Maximising cash on exit
The tax you pay on exit can have huge implications on how much money you exit with.
If you plan ahead, you can keep a significant proportion of your business sale proceeds. However, if exit planning doesn't take place, then a large amount of the proceeds may have to be paid to HMRC.
The earlier you plan for your business exit the better, as some of the conditions that will need to be met to minimise your tax bill on exit need to be in place up to two years ahead of any sale.
Our tax team can help with the following:
One of the most important aspects of exiting your business and planning your succession is tax planning. Without careful tax planning, your exit could end up costing you a lot more than it should. Here are the main areas of tax to consider:
If you trade as a sole trader or partnership, you may have to pay Capital Gains Tax (CGT) if you make a profit when you sell the business. You may need to pay CGT on land & buildings, plant & machinery, shares, intangible assets.
When selling a business, the most important consideration with regard to tax, is whether you will qualify for Business Asset Disposal Relief (BADR) . With Business Asset Disposal Relief you pay a lower CGT rate of 10% on the first £1m of gains when selling a qualifying business. To qualify you need to meet certain conditions and some of these must be met two years prior to sale. So, it's important to plan and not get caught out on a technicality.

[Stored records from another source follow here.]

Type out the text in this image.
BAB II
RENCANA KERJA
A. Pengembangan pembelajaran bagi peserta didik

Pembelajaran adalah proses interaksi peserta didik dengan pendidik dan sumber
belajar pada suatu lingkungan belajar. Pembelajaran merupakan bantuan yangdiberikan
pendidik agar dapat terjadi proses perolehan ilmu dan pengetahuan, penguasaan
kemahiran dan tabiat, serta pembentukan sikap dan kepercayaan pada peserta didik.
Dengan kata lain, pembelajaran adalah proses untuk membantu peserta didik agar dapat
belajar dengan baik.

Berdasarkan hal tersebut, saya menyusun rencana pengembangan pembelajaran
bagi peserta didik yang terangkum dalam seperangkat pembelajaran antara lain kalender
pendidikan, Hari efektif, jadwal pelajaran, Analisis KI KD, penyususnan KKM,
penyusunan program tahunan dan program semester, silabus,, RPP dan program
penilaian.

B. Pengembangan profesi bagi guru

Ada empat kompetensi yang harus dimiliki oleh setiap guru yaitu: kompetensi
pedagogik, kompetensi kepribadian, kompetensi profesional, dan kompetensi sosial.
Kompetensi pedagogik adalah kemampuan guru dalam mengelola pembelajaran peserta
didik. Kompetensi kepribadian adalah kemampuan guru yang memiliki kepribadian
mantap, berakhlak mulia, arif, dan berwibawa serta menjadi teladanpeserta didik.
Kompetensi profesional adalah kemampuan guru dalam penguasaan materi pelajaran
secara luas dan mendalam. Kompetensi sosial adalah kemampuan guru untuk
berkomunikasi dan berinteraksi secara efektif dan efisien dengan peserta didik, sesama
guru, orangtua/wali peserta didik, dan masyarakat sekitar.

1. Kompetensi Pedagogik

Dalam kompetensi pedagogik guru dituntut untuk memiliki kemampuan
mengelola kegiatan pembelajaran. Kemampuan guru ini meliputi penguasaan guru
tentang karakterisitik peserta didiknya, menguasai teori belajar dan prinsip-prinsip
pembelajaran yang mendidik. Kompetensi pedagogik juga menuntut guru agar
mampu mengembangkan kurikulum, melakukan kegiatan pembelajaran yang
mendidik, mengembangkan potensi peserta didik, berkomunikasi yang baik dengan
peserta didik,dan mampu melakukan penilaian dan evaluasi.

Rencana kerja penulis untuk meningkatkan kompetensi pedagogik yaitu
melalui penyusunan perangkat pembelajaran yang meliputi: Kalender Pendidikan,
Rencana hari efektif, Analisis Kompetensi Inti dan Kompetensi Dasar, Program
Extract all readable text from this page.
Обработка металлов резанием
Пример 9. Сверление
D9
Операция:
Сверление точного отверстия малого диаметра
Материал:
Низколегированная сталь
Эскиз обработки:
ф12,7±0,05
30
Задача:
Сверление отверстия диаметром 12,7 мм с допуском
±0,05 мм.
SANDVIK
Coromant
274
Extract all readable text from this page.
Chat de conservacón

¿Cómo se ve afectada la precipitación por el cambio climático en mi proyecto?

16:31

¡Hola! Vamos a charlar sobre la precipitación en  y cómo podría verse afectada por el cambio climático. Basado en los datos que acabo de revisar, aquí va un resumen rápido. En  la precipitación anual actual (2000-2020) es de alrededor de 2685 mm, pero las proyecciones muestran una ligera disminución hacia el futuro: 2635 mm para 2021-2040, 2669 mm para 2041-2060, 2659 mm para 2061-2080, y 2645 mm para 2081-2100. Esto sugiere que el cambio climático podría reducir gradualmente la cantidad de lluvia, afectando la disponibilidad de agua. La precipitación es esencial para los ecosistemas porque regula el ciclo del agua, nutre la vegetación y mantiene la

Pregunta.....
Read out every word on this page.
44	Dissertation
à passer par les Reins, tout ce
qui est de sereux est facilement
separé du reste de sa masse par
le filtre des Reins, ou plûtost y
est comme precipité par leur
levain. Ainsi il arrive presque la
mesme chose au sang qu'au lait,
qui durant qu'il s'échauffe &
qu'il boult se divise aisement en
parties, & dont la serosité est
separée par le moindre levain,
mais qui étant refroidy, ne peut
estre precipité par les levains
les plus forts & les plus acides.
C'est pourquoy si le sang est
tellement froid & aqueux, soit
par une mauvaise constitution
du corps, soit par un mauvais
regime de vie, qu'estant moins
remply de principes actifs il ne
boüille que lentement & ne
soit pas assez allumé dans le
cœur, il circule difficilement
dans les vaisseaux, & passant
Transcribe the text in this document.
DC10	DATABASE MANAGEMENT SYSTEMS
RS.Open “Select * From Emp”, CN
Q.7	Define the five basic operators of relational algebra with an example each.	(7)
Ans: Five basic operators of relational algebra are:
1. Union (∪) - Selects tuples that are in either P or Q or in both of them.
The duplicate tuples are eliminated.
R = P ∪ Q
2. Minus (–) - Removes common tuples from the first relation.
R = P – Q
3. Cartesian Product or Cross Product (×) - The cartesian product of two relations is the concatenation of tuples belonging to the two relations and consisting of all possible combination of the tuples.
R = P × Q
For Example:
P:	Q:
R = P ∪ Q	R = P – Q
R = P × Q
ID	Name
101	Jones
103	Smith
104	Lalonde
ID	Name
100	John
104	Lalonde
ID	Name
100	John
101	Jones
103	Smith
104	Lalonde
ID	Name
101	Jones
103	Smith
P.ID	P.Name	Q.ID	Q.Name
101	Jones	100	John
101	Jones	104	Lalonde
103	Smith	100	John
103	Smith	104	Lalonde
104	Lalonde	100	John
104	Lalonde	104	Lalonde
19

If you run a limited company, you will need to pay Corporation Tax on profits from the sale of business assets. Assets are things your company owns, such as land and property, equipment & machinery and shares.
You may have an option to delay paying CGT using Deferral Relief. This is available through the Enterprise Investment Scheme (EIS), which is designed to encourage investment in early-stage UK companies. Whilst this enables you to defer paying CGT, EIS investments can be higher risk than other investments.
There are additional tax issues if you are thinking of selling your business for shares. By accepting shares as payment, you may be able to defer CGT. The other advantage of taking shares is that you may qualify for IHT relief through Business Relief. Ahead of sale, you may also consider putting shares in trusts for family members. This can be an efficient route to mitigate future IHT liabilities.
If you decide to sell your business, it's vital to consider what you want at the end of the transaction. If this is liquid assets (i.e. cash) then you need to consider inheritance tax. There will also be consequences if you decide to gift significant sums of money to other family members, so it is important to seek wealth planning advice before you decide to exit or sell the business.